HAK VE ÖZGÜRLÜKLER PARTİSİ (HAK-PAR)
Hak ve Özgürlükler Partisi Parti Meclisi Sonuç Bildirisi
Kürt sorunu eşitlik temelinde, adil bir çözüme kavuşturulmalıdır.
Parti Meclisimiz, 6.Olağan Büyük Kongre sonrası ilk toplantısını gerçekleştirdi Gündemindeki konuları görüştü, Başkanlık Kurulunu seçti ve aşağıdaki kararları aldı.
Parti Meclisimiz, IŞİD terör örgütünün Musul’u işgal etmesinin ardından önce Güney Kürdistan’a, akabinde Batı Kürdistan’ın Kobani kentine saldırmasını, başta Ezdi Kürtler olmak üzere bölgedeki, Kürt, Arap, Türkmen ve diğer tüm halklara, inanç gruplarına yönelik katliamlarını bir kez daha kınıyor. Kürt Hükümetinin ve Kobani’de direnen güçlerin işgal atındaki topraklarında yürüttüğü mücadeleyi destekliyor, dayanışmamızı ifade ediyoruz.

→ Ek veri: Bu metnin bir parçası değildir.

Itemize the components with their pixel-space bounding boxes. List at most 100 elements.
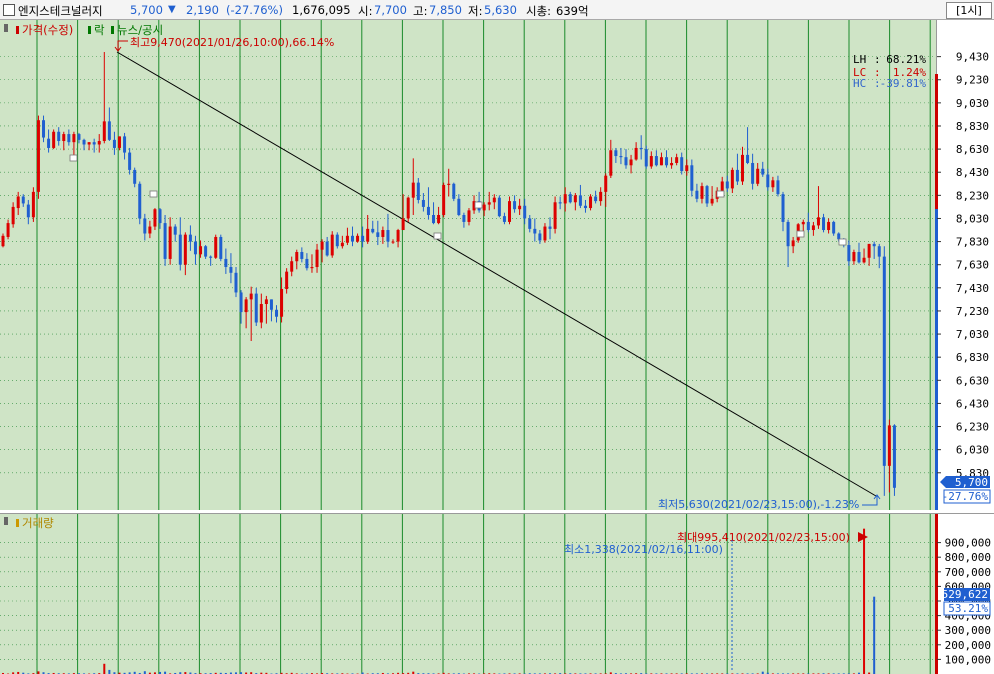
candle-body (275, 309, 279, 317)
news-icon[interactable] (716, 190, 725, 198)
volume-bar (118, 672, 121, 674)
candle-body (406, 197, 410, 219)
candle-body (746, 154, 750, 163)
candle-body (11, 206, 15, 225)
volume-bar (381, 672, 384, 674)
candle-body (219, 236, 223, 259)
indicator-hc-sep: : (874, 77, 881, 90)
candle-body (391, 241, 395, 243)
candle-body (832, 221, 836, 234)
candle-body (492, 197, 496, 203)
candle-body (735, 169, 739, 182)
candle-body (97, 141, 101, 145)
indicator-box: LH : 68.21% LC : 1.24% HC : -39.81% (853, 53, 926, 90)
candle-body (639, 147, 643, 150)
volume-bar (766, 672, 769, 674)
candle-body (259, 304, 263, 323)
price-ticks: 9,430 9,230 9,030 8,830 8,630 8,430 8,230 8,030… (937, 51, 989, 480)
volume-tick-label: 800,000 (945, 551, 991, 564)
candle-body (867, 243, 871, 258)
candle-body (766, 174, 770, 188)
candle-body (214, 236, 218, 258)
candle-body (209, 256, 213, 258)
volume-bar (153, 672, 156, 674)
volume-bar (12, 672, 15, 674)
candle-body (188, 234, 192, 242)
indicator-lh-value: 68.21% (886, 53, 926, 66)
price-tick-label: 9,030 (956, 97, 989, 110)
candle-body (472, 201, 476, 211)
volume-tag-value: 529,622 (942, 588, 988, 601)
open-label: 시: (358, 4, 373, 18)
price-tick-label: 7,830 (956, 236, 989, 249)
candle-body (497, 197, 501, 217)
candle-body (563, 194, 567, 204)
candle-body (771, 180, 775, 188)
candle-body (462, 214, 466, 222)
candle-body (163, 223, 167, 259)
candle-body (52, 131, 56, 148)
news-icon[interactable] (69, 154, 78, 162)
current-price-tag-shape (940, 476, 990, 488)
candle-body (47, 138, 51, 148)
news-icon[interactable] (149, 190, 158, 198)
volume-bar (174, 672, 177, 674)
candle-body (16, 196, 20, 209)
volume-tag-box (944, 588, 990, 601)
current-price-tag-value: 5,700 (955, 476, 988, 489)
candle-body (609, 150, 613, 176)
candle-body (665, 157, 669, 166)
candle-body (361, 235, 365, 242)
price-axis-background (937, 20, 994, 510)
news-icon[interactable] (433, 232, 442, 240)
pane-separator[interactable] (0, 510, 994, 513)
volume-bar (143, 671, 146, 674)
high-label: 최고9,470(2021/01/26,10:00),66.14% (130, 36, 334, 49)
checkbox[interactable] (3, 4, 15, 16)
volume-bar (159, 671, 162, 674)
candle-body (107, 121, 111, 140)
news-icon[interactable] (838, 238, 847, 246)
price-legend: 가격(수정) 락 뉴스/공시 (4, 23, 163, 37)
volume-bar (229, 672, 232, 674)
candle-body (862, 257, 866, 263)
candle-body (816, 217, 820, 226)
price-tick-label: 7,030 (956, 328, 989, 341)
candle-body (452, 183, 456, 199)
low-value: 5,630 (484, 3, 517, 17)
candle-body (457, 198, 461, 215)
volume-bar (219, 672, 222, 674)
volume-bar (37, 671, 40, 674)
legend-marker-price-color (16, 26, 19, 34)
volume-max-label: 최대995,410(2021/02/23,15:00) (677, 531, 850, 544)
price-tick-label: 6,230 (956, 421, 989, 434)
price-tick-label: 9,430 (956, 51, 989, 64)
volume-bar (103, 663, 106, 674)
candle-body (31, 191, 35, 218)
candlesticks (1, 52, 896, 496)
candle-body (421, 199, 425, 207)
volume-legend-label: 거래량 (22, 516, 54, 530)
price-axis-blue-band (935, 209, 938, 510)
stock-chart[interactable]: 가격(수정) 락 뉴스/공시 최고9,470(2021/01/26,10:00)… (0, 20, 994, 674)
news-icon[interactable] (474, 201, 483, 209)
volume-bar (42, 672, 45, 674)
volume-bar (280, 672, 283, 674)
candle-body (290, 261, 294, 272)
candle-body (619, 156, 623, 158)
volume-pct-tag-box (943, 601, 991, 616)
price-tick-label: 6,630 (956, 374, 989, 387)
high-arrow-icon (114, 40, 128, 52)
candle-body (568, 194, 572, 203)
candle-body (877, 246, 881, 257)
candle-body (786, 221, 790, 247)
news-icon[interactable] (796, 230, 805, 238)
candle-body (244, 299, 248, 313)
trend-line (116, 51, 877, 497)
candle-body (730, 169, 734, 189)
candle-body (411, 182, 415, 198)
period-button[interactable]: [1시] (946, 2, 992, 19)
candle-body (513, 201, 517, 210)
candle-body (502, 216, 506, 222)
legend-marker-news (111, 26, 114, 34)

Uluslararası koalisyonun ve dünya kamuoyunun ilgi ve yardımlarının artarak sürmesini diliyoruz.
Sayın Mesud Barzani’nin girişimleriyle gerçekleşen Batı Kürdistan’daki siyasi güçler arasındaki diyalog ve mutabakatı olumlu bir gelişme olarak değerlendiriyor, Peşmerge güçlerinin Güney Kürdistan’dan hareket ederek, Kuzey Kürdistan kentlerinden halkımızın sevgi gösterileri arasından geçip, Batı Kürdistan’ın Kobani kentine, kendi topraklarını savunan kardeşlerine yardıma gitmesini tarihi bir olay olarak selamlıyoruz.
Kürt ulusal bilincinde önemli bir sayfa olacağına inandığımız bu gelişmenin dört parçaya bölünmüş ülkemizin siyasi güçleri arasındaki ilişkilerin normalleşmesine katkı sunmasını diliyoruz.
Bu gün kan gölüne dönen Irak ve Suriye’deki olaylar da göstermiştir ki yüz yıl önce çizilen yapay sınırlar ve bölgede yaşayan farklı etnik ve inançtan kesimler dikkate alınmadan sadece emperyalist çıkarlar temelinde oluşturulan devletler ancak zulüm üretmekte, bölge ve dünya barışı için birer potansiyel tehdit oluşturmaktadır.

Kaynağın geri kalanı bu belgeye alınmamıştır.